I’m so glad many people sincerely love their pets and consider them part of the family. Have you ever hung out in the pet stores that allow pets to come inside? It’s really cool to watch families bring their fur babies in to shop for food or leashes, and let the pet help make the selection. It’s so fun to watch them pick out toys.

Because pets are such an important part of their families’ lives and because not everyone who has pets lives in the suburbs with a single-level home and fenced backyard, I wanted to share some safety tips that would apply to city dwellers. And I want to specifically address pets that live in lofts or apartments.

This new safety awareness for pet parents is high-rise safety. With so many lofts springing up in our area in addition to multi-story apartments, it’s important to take precautions to keep furry residents safe.

There is an increase in what’s called “high-rise syndrome,” where pets living in buildings other than single-family dwellings may be at risk. Sometimes family pets fall out of windows to the ground many stories below. There have been incidents of a screened window left open, and the parents feel their pet will be safe. But somehow the weight of the pet leaning against the screen causes it to push open.

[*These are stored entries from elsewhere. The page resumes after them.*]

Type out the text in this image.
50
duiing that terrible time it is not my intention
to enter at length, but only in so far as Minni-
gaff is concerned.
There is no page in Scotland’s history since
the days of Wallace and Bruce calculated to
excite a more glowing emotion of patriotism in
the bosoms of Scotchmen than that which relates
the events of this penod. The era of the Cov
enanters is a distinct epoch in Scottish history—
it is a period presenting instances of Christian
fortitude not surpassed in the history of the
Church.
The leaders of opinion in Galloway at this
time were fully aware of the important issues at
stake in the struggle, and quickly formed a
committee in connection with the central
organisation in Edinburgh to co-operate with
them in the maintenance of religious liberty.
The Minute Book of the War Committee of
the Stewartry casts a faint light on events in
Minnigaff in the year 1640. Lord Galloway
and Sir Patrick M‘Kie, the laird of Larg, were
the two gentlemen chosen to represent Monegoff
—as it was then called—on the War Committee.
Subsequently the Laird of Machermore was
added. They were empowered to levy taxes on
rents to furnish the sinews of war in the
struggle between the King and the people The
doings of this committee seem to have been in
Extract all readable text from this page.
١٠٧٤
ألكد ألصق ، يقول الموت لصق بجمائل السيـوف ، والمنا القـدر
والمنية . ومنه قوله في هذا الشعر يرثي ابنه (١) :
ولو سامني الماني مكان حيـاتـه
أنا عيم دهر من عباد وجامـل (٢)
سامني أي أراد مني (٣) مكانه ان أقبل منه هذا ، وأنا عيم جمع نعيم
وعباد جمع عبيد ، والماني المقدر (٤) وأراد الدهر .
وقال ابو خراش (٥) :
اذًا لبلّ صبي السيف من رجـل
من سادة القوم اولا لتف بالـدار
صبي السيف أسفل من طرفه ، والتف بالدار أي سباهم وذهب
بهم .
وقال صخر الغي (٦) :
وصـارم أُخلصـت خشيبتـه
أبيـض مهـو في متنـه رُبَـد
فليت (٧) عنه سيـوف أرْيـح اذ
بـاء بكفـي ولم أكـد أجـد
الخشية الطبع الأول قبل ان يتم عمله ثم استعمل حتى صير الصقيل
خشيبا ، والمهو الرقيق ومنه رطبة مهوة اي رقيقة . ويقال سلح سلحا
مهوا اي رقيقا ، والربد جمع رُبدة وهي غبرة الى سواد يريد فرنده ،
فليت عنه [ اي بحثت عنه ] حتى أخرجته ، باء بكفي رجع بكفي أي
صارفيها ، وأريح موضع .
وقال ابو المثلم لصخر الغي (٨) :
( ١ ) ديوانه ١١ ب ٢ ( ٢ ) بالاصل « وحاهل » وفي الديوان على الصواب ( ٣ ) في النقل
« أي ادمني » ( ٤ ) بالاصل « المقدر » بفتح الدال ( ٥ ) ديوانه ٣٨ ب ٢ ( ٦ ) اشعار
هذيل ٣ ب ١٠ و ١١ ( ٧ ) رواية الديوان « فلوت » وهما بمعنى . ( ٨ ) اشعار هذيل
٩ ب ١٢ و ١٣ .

If you’ve ever watched cats sitting in a window sill enjoying the scenery outside, you know what a wonderful form of recreation a window can be for them. They usually put their full body weight against the window as they watch the activity outside. The danger can occur if the window is open with only a screen to hold them in.

Another fall hazard jeopardizing both dogs and cats is a balcony. I have actually seen a large dog leaning up over the railing of a balcony of a high-rise apartment in town. I couldn’t bear to look.

If you live or plan to live in a high-rise building, please do not let your pets out on the balcony. There are just too many things that could go wrong, and gravity is pretty unforgiving.

Exercise and time outside is another important area to think about, especially for dogs. There are a couple of things to consider when going outside.

First is the exit. Will you take the stairs or the elevator? Either way, please introduce your pets to them both to make sure they are comfortable descending or climbing stairs and with being enclosed in an elevator.

Next is safety around traffic. Since streets with moving cars typically surround lofts and apartments, remember to put your dog’s leash securely on before you ever open your apartment door, just to make sure there is not an energetic escapee.

Finally, when you take your fur baby out for a walk, remember that in Middle Georgia during the spring and summer the asphalt is hot. Really hot. It’s so hot it can burn the pads of your dog’s feet, so try to avoid the dark, hot asphalt.

Pets that know they’re loved are adaptable. They want to be wherever their loved ones are. So they can be just as happy and safe living in a loft as they are living in a house if the proper safety precautions are taken. If you’re a city dweller, enjoy the indescribable companionship of a wonderful pet in your loft or apartment.